Blakey's thoughts on other commonly asked compensation questions:
* When should I start paying myself a salary? When your family's financial needs absolutely demand it and when you can justify drawing money from your company because current conditions are strong and you're meeting your projections.
* How much should I pay myself? While you're still in the start-up phase, salaries should be set at the lowest level that can meet founders' personal financial needs; once your company has reached profitability and is generating excess cash, monitor industry surveys.
* How should my pay adapt to tough times? During cash-flow squeezes, it may be smarter for owner-managers to reduce or defer their own salaries rather than borrow survival capital.
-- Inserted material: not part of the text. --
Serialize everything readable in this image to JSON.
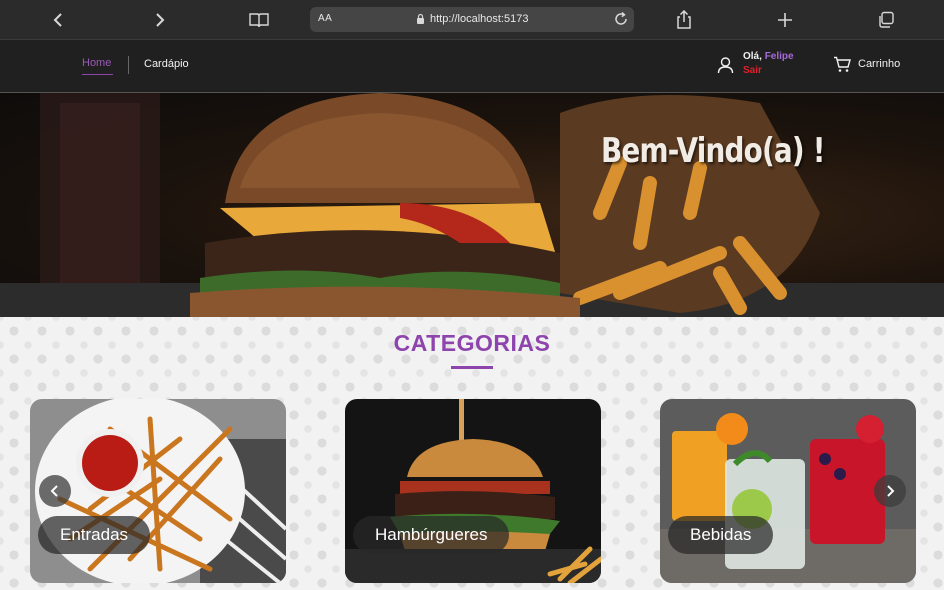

But if you do defer, Blakey advises that you "document all sums the company owes you."
* Do venture capitalists really pay attention to an entrepreneur's salary history -- and if so, why? "If a venture capitalist looks at your company's financial records and concludes that you were a pig about drawing out cash, he'll conclude that, to some degree, you lacked long-term confidence and commitment," says Blakey.
* Are there any financial benefits for entrepreneurs that are simply too important to skip, regardless of growth stage? Absolutely, says Blakey: term life insurance and disability insurance. "People in start-up situations usually have invested all the funds they've got into their start-ups and used up all their credit," he notes. Term life and disability policies can provide relatively cheap protection against the risk of an entrepreneur's family being financially wiped out if something unexpectedly affects the entrepreneur's health and the future of the business.